Kehinde Wiley is the widely acclaimed LA-born, New York-based artist known for his large-scale, maximalist portraits of contemporary Black figures. Often, the people in Wiley’s paintings are passersby scouted in the streets of cities around the world like Mumbai, Dakar and Rio de Janeiro. His figures, usually backdropped by vividly coloured floral patterns or landscapes, are portrayed with the precision of his signature, hyper-realistic style of oil painting. They mimic the poses found in historical portraits of nobility and royals, because, in Wiley’s own words, his figures are “demanding to be taken seriously, and demanding not to disappear”.
In his new exhibition Colourful Realm at Roberts Projects in LA, Wiley takes a more minimal approach to painting. Much of his inspiration for this series comes from Japanese landscape paintings of the Edo period; while growing up in California, Wiley’s mother would regale him with stories of living in Japan as a marine, and she would often prepare Japanese meals at home. As a result, Japanese culture has always had a strong influence on his artwork.
Using his deep knowledge of painterly traditions in both Japanese and western art, here, Wiley has produced a body of work that feels fresh and liberating. In these portraits, he is “imagining a new type of freedom” for the Black body. Below, he talks AnOther through the new show.

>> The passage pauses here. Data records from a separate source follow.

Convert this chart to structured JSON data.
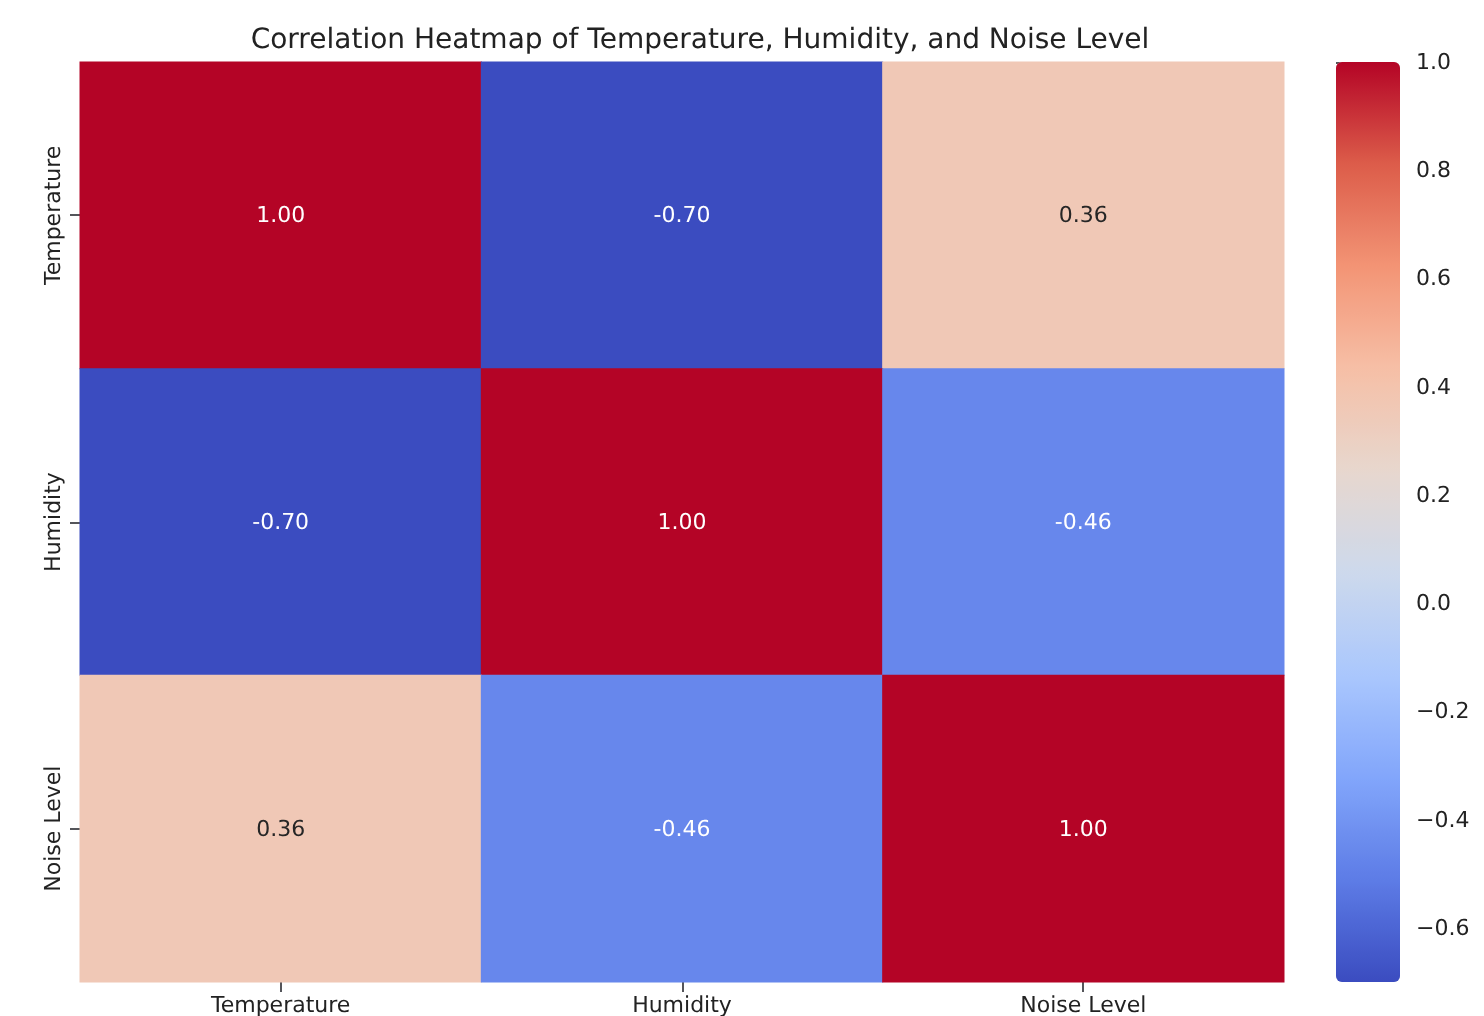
{
  "chart_data": {
    "type": "heatmap",
    "title": "Correlation Heatmap of Temperature, Humidity, and Noise Level",
    "categories": [
      "Temperature",
      "Humidity",
      "Noise Level"
    ],
    "y_categories": [
      "Temperature",
      "Humidity",
      "Noise Level"
    ],
    "cells": [
      [
        1.0,
        -0.7,
        0.36
      ],
      [
        -0.7,
        1.0,
        -0.46
      ],
      [
        0.36,
        -0.46,
        1.0
      ]
    ],
    "cell_labels": [
      [
        "1.00",
        "-0.70",
        "0.36"
      ],
      [
        "-0.70",
        "1.00",
        "-0.46"
      ],
      [
        "0.36",
        "-0.46",
        "1.00"
      ]
    ],
    "clim": [
      -0.7,
      1.0
    ],
    "cticks": [
      {
        "value": -0.6,
        "label": "−0.6"
      },
      {
        "value": -0.4,
        "label": "−0.4"
      },
      {
        "value": -0.2,
        "label": "−0.2"
      },
      {
        "value": 0.0,
        "label": "0.0"
      },
      {
        "value": 0.2,
        "label": "0.2"
      },
      {
        "value": 0.4,
        "label": "0.4"
      },
      {
        "value": 0.6,
        "label": "0.6"
      },
      {
        "value": 0.8,
        "label": "0.8"
      },
      {
        "value": 1.0,
        "label": "1.0"
      }
    ]
  }
}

Alayo Akinkugbe: Let’s start with the title of this exhibition, Colourful Realm, which references Images and the Colourful Realm of Living Beings (Dōshoku Sai-e), a scroll series by the 18th-century Japanese painter, Ito Jakuchu. What drew you to Jakuchu as a source of inspiration?
Kehinde Wiley: Well, it’s about him, certainly. But it’s also about Edo period landscape paintings at large. It’s a type of painting of the landscape that is decidedly non-western, that is obsessed with perspective, but [that] finds answers in a series of different ways. It comes from a different cultural point of view. It makes different assumptions about what land is, what territoriality is, what the relationship between man and nature is and … this is kind of fascinating to me.

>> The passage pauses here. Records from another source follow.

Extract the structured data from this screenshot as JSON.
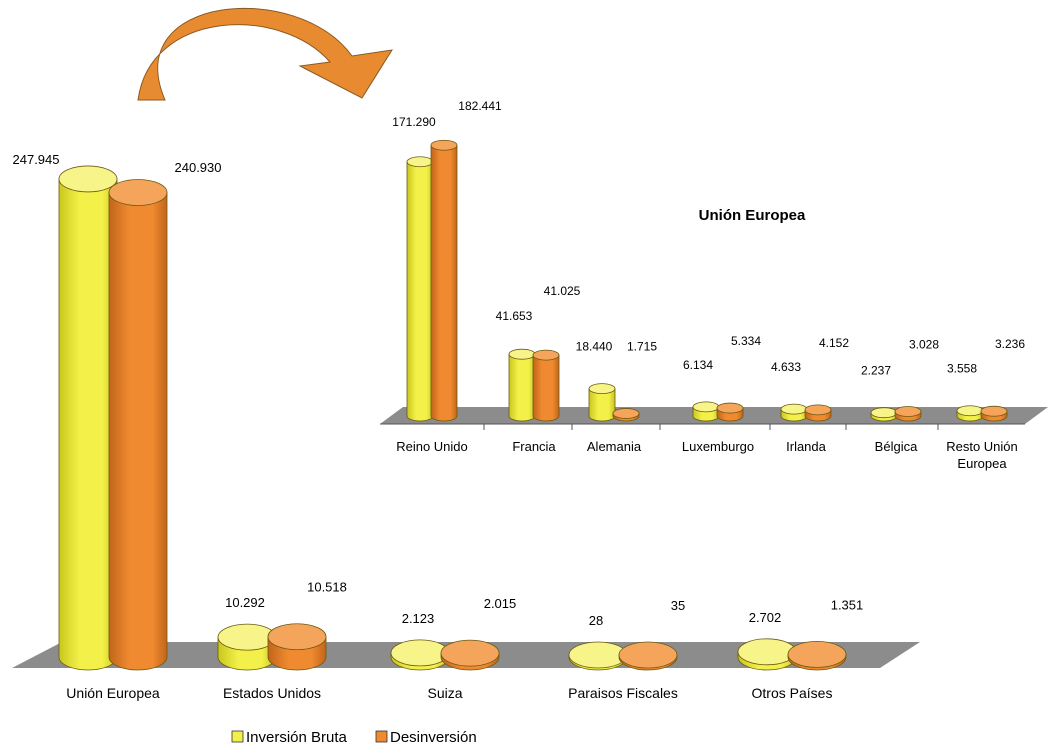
{
  "colors": {
    "inversion": "#f3f04a",
    "inversion_top": "#f7f48a",
    "inversion_side": "#c9c61c",
    "desinversion": "#f08a30",
    "desinversion_top": "#f5a45c",
    "desinversion_side": "#c1651a",
    "floor": "#8c8c8c",
    "arrow": "#e88a30"
  },
  "legend": {
    "items": [
      {
        "label": "Inversión Bruta",
        "color": "#f3f04a"
      },
      {
        "label": "Desinversión",
        "color": "#f08a30"
      }
    ],
    "placement": "bottom-center"
  },
  "chart_data": [
    {
      "type": "bar",
      "style": "3d-cylinder",
      "title": "",
      "categories": [
        "Unión Europea",
        "Estados Unidos",
        "Suiza",
        "Paraisos Fiscales",
        "Otros Países"
      ],
      "series": [
        {
          "name": "Inversión Bruta",
          "values": [
            247945,
            10292,
            2123,
            28,
            2702
          ],
          "labels": [
            "247.945",
            "10.292",
            "2.123",
            "28",
            "2.702"
          ]
        },
        {
          "name": "Desinversión",
          "values": [
            240930,
            10518,
            2015,
            35,
            1351
          ],
          "labels": [
            "240.930",
            "10.518",
            "2.015",
            "35",
            "1.351"
          ]
        }
      ],
      "grid": false
    },
    {
      "type": "bar",
      "style": "3d-cylinder",
      "title": "Unión Europea",
      "categories": [
        "Reino Unido",
        "Francia",
        "Alemania",
        "Luxemburgo",
        "Irlanda",
        "Bélgica",
        "Resto Unión Europea"
      ],
      "series": [
        {
          "name": "Inversión Bruta",
          "values": [
            171290,
            41653,
            18440,
            6134,
            4633,
            2237,
            3558
          ],
          "labels": [
            "171.290",
            "41.653",
            "18.440",
            "6.134",
            "4.633",
            "2.237",
            "3.558"
          ]
        },
        {
          "name": "Desinversión",
          "values": [
            182441,
            41025,
            1715,
            5334,
            4152,
            3028,
            3236
          ],
          "labels": [
            "182.441",
            "41.025",
            "1.715",
            "5.334",
            "4.152",
            "3.028",
            "3.236"
          ]
        }
      ],
      "grid": false
    }
  ]
}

I was first drawn to Japanese landscape painting by my mom. She was born and raised in Texas, in a small town called Downsville, and she joined the Marines and moved to Japan as a means of getting out of sharecropping in the south. And so when we were growing up in California, she would tell us so many stories about Japan and prepare Japanese meals and so on. It became a very familiar aspect of my childhood.
Years later, when thinking about breaking through western romantic notions of the landscape and man’s relationship to it, I wanted to be able to draw up on non-western models of freedom of space, and particularly, figuring Black bodies within that space, imagining a new type of freedom possible.

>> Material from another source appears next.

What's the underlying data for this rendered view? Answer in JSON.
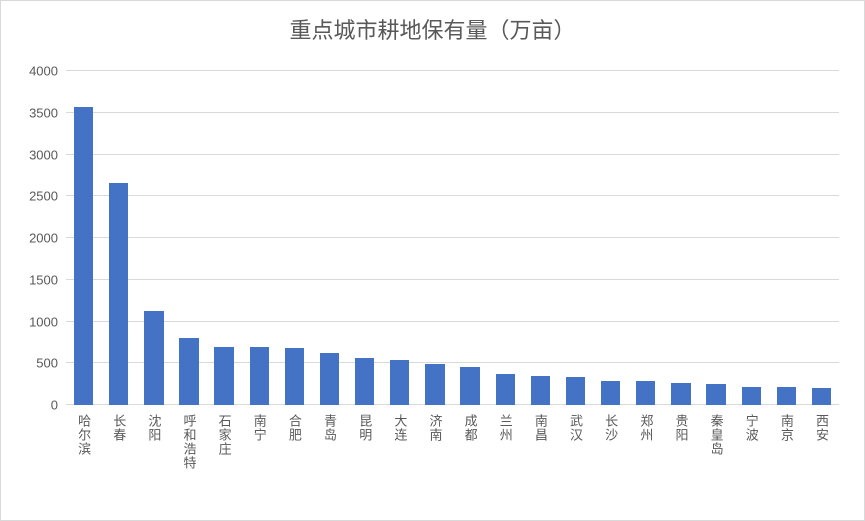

“I wanted to be able to draw up on non-western models of freedom of space, and particularly, figuring Black bodies within that space, imagining a new type of freedom possible” – Kehinde Wiley
AA: There’s a sense of stripping back in this series: the exposed linen in the background of these works, like Edo period landscapes, gives a more minimal feel to the portraits compared with some of your earlier works. Have you enjoyed making more minimal compositions?
KW: Definitely, there’s something nice about being able to create a sense of quiet. So much of my early work was, like, blinged out – decidedly about American hip-hop and about a sense of maximalism. And here you have an economy of quiet; a space in which the value is on how much it whispers. [The linen] is also just a beautiful colour to leave exposed. Oftentimes I tinted it in certain ways, so some of the paintings are warm, some are cool. It’s a really fun and experimental body of work.
AA: I can see a parallel between the high level of detail in Jakuchu’s work and the hyperrealism of yours. It seems like you’ve taken influence from both western portraiture and Edo period landscapes.
KW: I’m drawing on some of the rhetorical strengths of western easel painting as well as Edo period landscapes. The poses that each of the models are taking on come from aristocratic and noble portraits in western painting. There’s the use of oil paint, there’s the scale that’s about domination, about history painting. So it’s really this back-and-forth conversation between a much more quiet sensibility and the chest-beating rhetorical strength of western easel painting.
AA: You base all of your figures on real people, who you sometimes scout on the street. How did you choose the figures who posed for these paintings?
KW: Most of my work portrays people who I happen to chance upon and some of them are friends and family. With this particular body of work, I actually went back through models that I used before in prior paintings. So it’s like a little ‘best of the career of Kehinde Wiley’, with a peppering of a couple of friends as well.
For instance, it’s really wonderful to be able to see [my friend] Denola in this work, because I’ve been wanting to paint him for a number of years. We had the opportunity to shoot when I was in Dakar and he was also in Senegal. As luck would have it, I was looking for a model for this series and it worked out perfectly.
AA: Finally, what is the effect you want these large-scale portraits to have on the audience?
KW: The figures are designed to sit in the space in a kind of sculptural way. They’re designed to contend with you physically as a viewer.
Colourful Realm by Kehinde Wiley is on show at Roberts Projects in LA until 8 April 2023.